Dans les coulisses, Paulo Pereira est pourtant réservé sur sa formation. Né dans une famille évangélique, Paulo Pereira aurait fait ses classes de 1999 à 2003 dans l’Église évangélique londonienne « Living Bread ». En 2003, celle-ci décide de l’envoyer en France pour y créer une Église à destination des Brésiliens. « À cette époque, nous ne connaissions personne à Paris, nous devions nous en remettre totalement à Dieu », raconte-t-il. Mais Paulo Pereira n’est pas si seul que ça. Il a avec lui sa femme Elaine, elle aussi pasteur, qui intervient à plusieurs reprises durant l’office. « Un appui moral », selon lui. Ses deux filles montent également sur scène, et chantent pour accompagner les artistes. « C’est typique, réagit Jesus Garcia-Ruiz. Au sein des Églises évangéliques brésiliennes, il existe une forme de privatisation du religieux. Le pasteur est propriétaire de son Église. »
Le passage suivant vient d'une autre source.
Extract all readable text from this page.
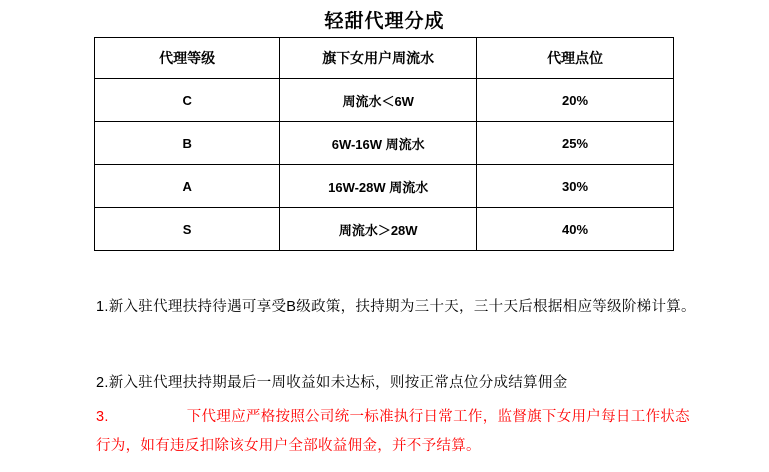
轻甜代理分成
代理等级	旗下女用户周流水	代理点位
C	周流水＜6W	20%
B	6W-16W 周流水	25%
A	16W-28W 周流水	30%
S	周流水＞28W	40%
1.新入驻代理扶持待遇可享受B级政策，扶持期为三十天，三十天后根据相应等级阶梯计算。
2.新入驻代理扶持期最后一周收益如未达标，则按正常点位分成结算佣金
3.	下代理应严格按照公司统一标准执行日常工作，监督旗下女用户每日工作状态行为，如有违反扣除该女用户全部收益佣金，并不予结算。
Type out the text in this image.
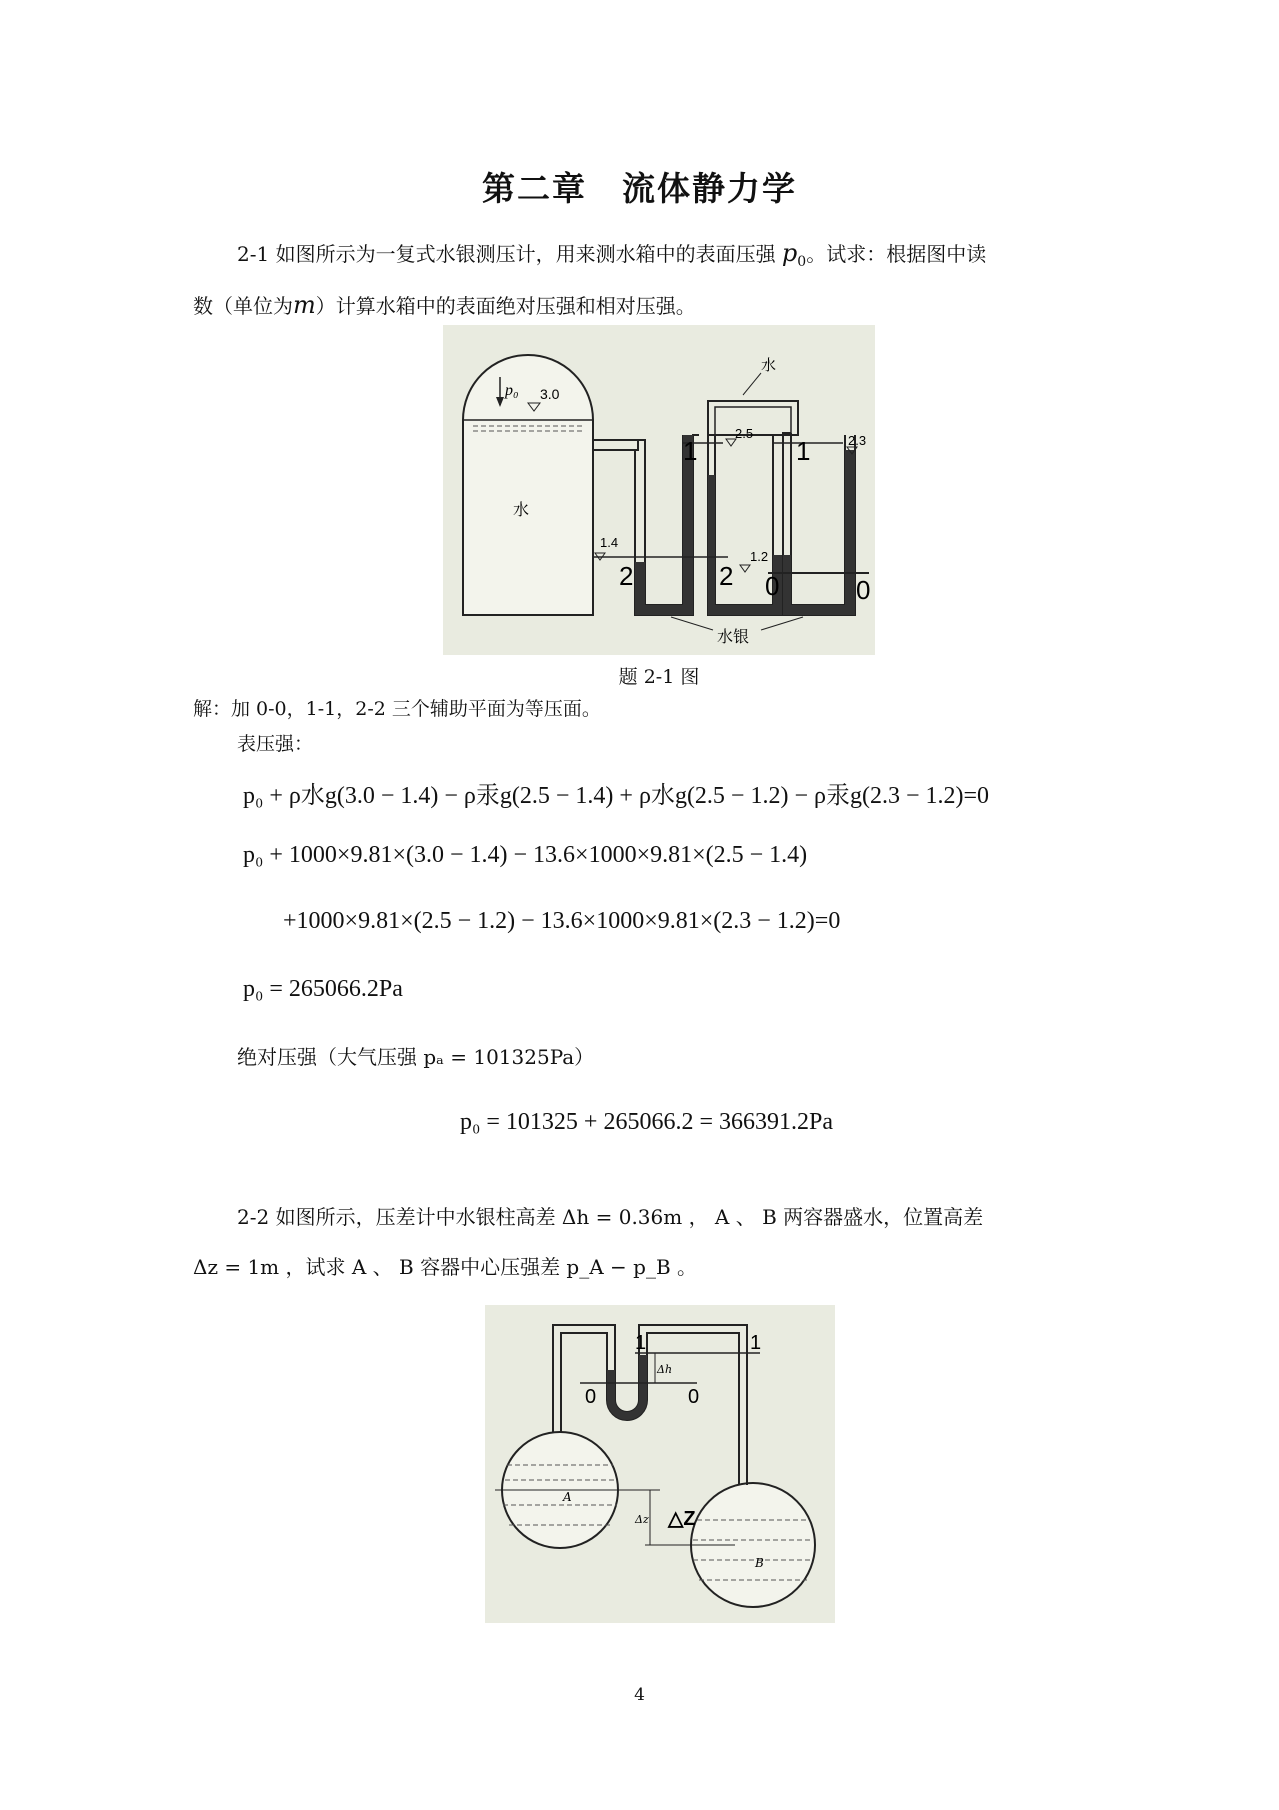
第二章　流体静力学
2-1 如图所示为一复式水银测压计，用来测水箱中的表面压强 $p_0$。试求：根据图中读
数（单位为m）计算水箱中的表面绝对压强和相对压强。
p₀ 3.0
水
水
1	1
2.5	2.3
1.4
2	2
1.2
0	0
水银
题 2-1 图
解：加 0-0，1-1，2-2 三个辅助平面为等压面。
表压强：
p₀ + ρ水g(3.0 − 1.4) − ρ汞g(2.5 − 1.4) + ρ水g(2.5 − 1.2) − ρ汞g(2.3 − 1.2)=0
p₀ + 1000×9.81×(3.0 − 1.4) − 13.6×1000×9.81×(2.5 − 1.4)
+1000×9.81×(2.5 − 1.2) − 13.6×1000×9.81×(2.3 − 1.2)=0
p₀ = 265066.2Pa
绝对压强（大气压强 pₐ = 101325Pa）
p₀ = 101325 + 265066.2 = 366391.2Pa
2-2 如图所示，压差计中水银柱高差 Δh = 0.36m ， A 、 B 两容器盛水，位置高差
Δz = 1m ，试求 A 、 B 容器中心压强差 p_A − p_B 。
A
B
1	1
0	0
Δh
Δz △Z
4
Signe de sa bonne santé, l’Église publie depuis le mois de mars un magazine. Les dons proviennent parfois de milieux étonnants. Selon les fidèles, des stars brésiliennes du Paris Saint-Germain, comme le milieu offensif Lucas Moura ou le défenseur Marcos Ceará, seraient venues régulièrement à l’office ces dernières années. Pourtant, après 11 ans de culte, Paulo Pereira se garde de faire des plans sur l’avenir. Celui-ci semble pourtant plein de promesses. « Il y a 10 ans, quand Pão da Vida a été créée, il n’y avait que 4 Églises évangéliques brésiliennes en Ile-de-France, affirme le pasteur. Aujourd’hui il y en a plus de 30 ! Et plus d’une centaine en France. »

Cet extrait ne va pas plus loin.